La polémique enfle autour de la convocation du corps électoral pour les élections régionales prévues le 30 novembre 2025. L’entrepreneure et militante Rebecca Enonchong a vivement dénoncé ce qu’elle qualifie de “tricherie manifeste” du Rassemblement Démocratique du Peuple Camerounais (RDPC), accusé d’avoir repoussé les municipales pour ensuite convoquer des régionales où seuls les conseillers municipaux au mandat expiré seront appelés à voter. Pour elle, la manœuvre vise clairement à empêcher “un parti politique en particulier” d’obtenir des élus régionaux.
Dans un message publié sur ses réseaux sociaux, Rebecca Enonchong rappelle que les autorités avaient justifié le report des municipales par l’impossibilité d’organiser deux scrutins la même année. Elle s’interroge alors sur la logique qui consiste à maintenir les régionales en fin d’année, au détriment du renouvellement du corps électoral local. “Vous trichez trop !”, s’indigne-t-elle, voyant dans cette décision une stratégie politique destinée à verrouiller l’accès aux instances régionales.
Au-delà de la dénonciation, l’activiste numérique critique également l’utilité même des conseils régionaux, qualifiés de “budgétivores et inutiles”. Elle promet que, tôt ou tard, un changement politique mettra fin à ces institutions, perçues comme un alourdissement de l’appareil administratif plutôt qu’un outil réel de décentralisation. Son discours fait écho aux frustrations d’une partie de l’opinion qui voit dans la décentralisation camerounaise une réforme inachevée, confisquée par le parti au pouvoir.

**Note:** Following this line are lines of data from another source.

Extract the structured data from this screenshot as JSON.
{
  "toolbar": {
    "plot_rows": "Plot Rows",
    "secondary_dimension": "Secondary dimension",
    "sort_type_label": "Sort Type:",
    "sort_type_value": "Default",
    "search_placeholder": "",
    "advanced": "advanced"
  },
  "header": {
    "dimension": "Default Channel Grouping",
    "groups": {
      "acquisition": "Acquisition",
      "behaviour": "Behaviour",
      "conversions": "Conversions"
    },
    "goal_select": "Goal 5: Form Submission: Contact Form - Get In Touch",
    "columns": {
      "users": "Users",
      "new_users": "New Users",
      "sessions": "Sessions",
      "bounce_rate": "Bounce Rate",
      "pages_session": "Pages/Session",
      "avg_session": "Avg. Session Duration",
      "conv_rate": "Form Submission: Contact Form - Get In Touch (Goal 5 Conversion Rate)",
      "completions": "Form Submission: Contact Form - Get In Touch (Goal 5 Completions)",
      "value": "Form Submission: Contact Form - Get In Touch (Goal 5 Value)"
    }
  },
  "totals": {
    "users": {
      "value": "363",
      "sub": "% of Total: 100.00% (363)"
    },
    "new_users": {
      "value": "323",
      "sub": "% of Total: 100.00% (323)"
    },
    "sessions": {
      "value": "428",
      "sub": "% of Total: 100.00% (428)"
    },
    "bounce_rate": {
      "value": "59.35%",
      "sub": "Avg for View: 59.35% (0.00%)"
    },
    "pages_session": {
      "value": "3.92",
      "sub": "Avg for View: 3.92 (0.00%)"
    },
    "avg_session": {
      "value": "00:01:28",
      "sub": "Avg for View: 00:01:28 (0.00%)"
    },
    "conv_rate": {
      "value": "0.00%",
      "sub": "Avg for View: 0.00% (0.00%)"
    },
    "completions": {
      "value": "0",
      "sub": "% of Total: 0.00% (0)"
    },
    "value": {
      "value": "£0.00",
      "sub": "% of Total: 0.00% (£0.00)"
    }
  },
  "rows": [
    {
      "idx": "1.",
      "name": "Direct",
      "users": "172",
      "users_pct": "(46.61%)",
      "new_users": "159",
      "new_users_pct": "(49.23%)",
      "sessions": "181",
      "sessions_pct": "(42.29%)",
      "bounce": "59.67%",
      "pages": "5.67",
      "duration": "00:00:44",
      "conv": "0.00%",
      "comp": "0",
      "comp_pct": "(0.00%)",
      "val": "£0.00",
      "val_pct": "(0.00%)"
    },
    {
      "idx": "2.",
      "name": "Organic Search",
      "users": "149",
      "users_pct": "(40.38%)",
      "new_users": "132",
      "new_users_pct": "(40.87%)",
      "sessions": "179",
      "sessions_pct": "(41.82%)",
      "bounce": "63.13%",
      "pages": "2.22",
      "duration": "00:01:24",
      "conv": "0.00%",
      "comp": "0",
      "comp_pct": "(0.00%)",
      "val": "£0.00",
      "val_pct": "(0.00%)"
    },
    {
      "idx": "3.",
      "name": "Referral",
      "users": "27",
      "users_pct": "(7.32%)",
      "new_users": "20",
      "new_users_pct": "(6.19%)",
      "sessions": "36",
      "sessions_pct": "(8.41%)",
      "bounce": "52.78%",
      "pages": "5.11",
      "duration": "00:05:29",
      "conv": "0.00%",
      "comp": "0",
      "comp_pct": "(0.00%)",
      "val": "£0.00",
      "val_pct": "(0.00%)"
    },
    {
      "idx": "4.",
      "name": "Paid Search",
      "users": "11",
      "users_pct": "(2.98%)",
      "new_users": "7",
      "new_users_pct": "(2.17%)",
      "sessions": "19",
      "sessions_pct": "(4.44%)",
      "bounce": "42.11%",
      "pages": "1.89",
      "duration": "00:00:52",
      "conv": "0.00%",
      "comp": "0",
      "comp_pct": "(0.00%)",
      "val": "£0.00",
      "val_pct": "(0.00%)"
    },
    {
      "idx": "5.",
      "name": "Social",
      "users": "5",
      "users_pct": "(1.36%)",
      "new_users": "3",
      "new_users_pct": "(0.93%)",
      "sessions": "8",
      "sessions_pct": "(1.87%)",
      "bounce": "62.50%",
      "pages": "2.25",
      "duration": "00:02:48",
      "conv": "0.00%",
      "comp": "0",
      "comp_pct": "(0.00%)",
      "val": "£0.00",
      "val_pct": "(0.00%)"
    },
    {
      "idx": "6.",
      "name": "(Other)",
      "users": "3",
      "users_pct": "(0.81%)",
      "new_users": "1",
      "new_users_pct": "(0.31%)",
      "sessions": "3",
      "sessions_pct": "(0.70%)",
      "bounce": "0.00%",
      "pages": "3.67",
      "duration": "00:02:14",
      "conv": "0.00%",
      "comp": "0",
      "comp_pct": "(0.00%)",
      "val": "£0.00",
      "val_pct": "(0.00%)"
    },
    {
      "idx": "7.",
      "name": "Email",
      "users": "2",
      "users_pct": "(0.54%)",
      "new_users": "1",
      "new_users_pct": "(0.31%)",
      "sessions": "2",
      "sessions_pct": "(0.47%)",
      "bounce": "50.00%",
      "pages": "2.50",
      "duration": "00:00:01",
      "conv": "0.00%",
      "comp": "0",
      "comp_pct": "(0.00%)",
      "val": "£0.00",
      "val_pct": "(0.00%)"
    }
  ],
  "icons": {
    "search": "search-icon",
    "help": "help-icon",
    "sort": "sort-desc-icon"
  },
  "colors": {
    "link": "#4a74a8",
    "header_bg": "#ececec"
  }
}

Ces accusations interviennent dans un climat politique déjà marqué par la méfiance et la contestation des règles du jeu électoral. À moins de trois mois des régionales, les critiques sur la crédibilité du processus risquent de renforcer le sentiment de défiance des électeurs. La sortie de Rebecca Enonchong illustre, une fois de plus, la fracture grandissante entre les institutions et une société civile qui réclame plus de transparence, de légitimité et de véritable démocratie locale.